With Mo Ibrahim’s 35-yard rush, the Gophers had driven 73 yards on a stout Iowa defense to set up a great opportunity. Trailing 10-7, Fleck opted for the tying points instead of trying for the lead.

Fleck was asked about his thought process in deciding to not go for it on fourth down deep in Iowa territory. He thought the question as about deciding to punt on fourth-and-1 from their own 38-yard line in the first quarter.

“This game was going to take patience, and if you don’t get that, and you give Iowa … — remember, Iowa’s offense, statistically, if you give them a short field, they are scoring points,” Fleck said. “Give them a long field, they are not going to score any points. I don’t regret that decision one bit.”
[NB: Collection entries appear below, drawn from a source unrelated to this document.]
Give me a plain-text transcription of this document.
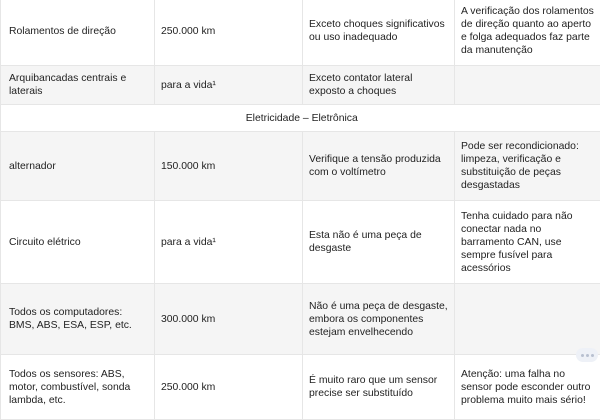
Rolamentos de direção	250.000 km	Exceto choques significativos ou uso inadequado	A verificação dos rolamentos de direção quanto ao aperto e folga adequados faz parte da manutenção
Arquibancadas centrais e laterais	para a vida¹	Exceto contator lateral exposto a choques	
Eletricidade – Eletrônica			
alternador	150.000 km	Verifique a tensão produzida com o voltímetro	Pode ser recondicionado: limpeza, verificação e substituição de peças desgastadas
Circuito elétrico	para a vida¹	Esta não é uma peça de desgaste	Tenha cuidado para não conectar nada no barramento CAN, use sempre fusível para acessórios
Todos os computadores: BMS, ABS, ESA, ESP, etc.	300.000 km	Não é uma peça de desgaste, embora os componentes estejam envelhecendo	
Todos os sensores: ABS, motor, combustível, sonda lambda, etc.	250.000 km	É muito raro que um sensor precise ser substituído	Atenção: uma falha no sensor pode esconder outro problema muito mais sério!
In the fourth quarter, the opportunistic Hawkeyes defense preyed when Minnesota needed to pass. Facing third-and-7 from Iowa’s 33, Athan Kaliakmanis tried to thread a pass to Le’Meke Brokington on a slant. It was tipped by Riley Moss and intercepted by Jack Campbell, who returned it 30 yards to set up the game-winning field goal.

On a cold and windy day, the Gophers did not challenge the Hawkeyes’ secondary, throwing only two passes longer than 20 yards. Those two deep balls came in their final two attempts. While two of the four quarters were spent going into the wind, there was nothing deep for nearly 60 minutes, until that last-ditch drive with less than 30 seconds left.

Neither was close to being completed.

But as frustrating as yet another loss to Iowa will be to those tied to Minnesota, the U needs to put it in the past, and quickly. The Gophers have done this before, following a three-game losing streak with three consecutive wins before Saturday.

The Gophers have another rivalry game on the horizon, and losing two straight would leave their trophy cases holding only their recent bowl game silverware. A loss to Wisconsin would result in a 7-5 record, with an even more lackluster bowl looming on the horizon in December.

This is when the Gophers need to shoot their shot.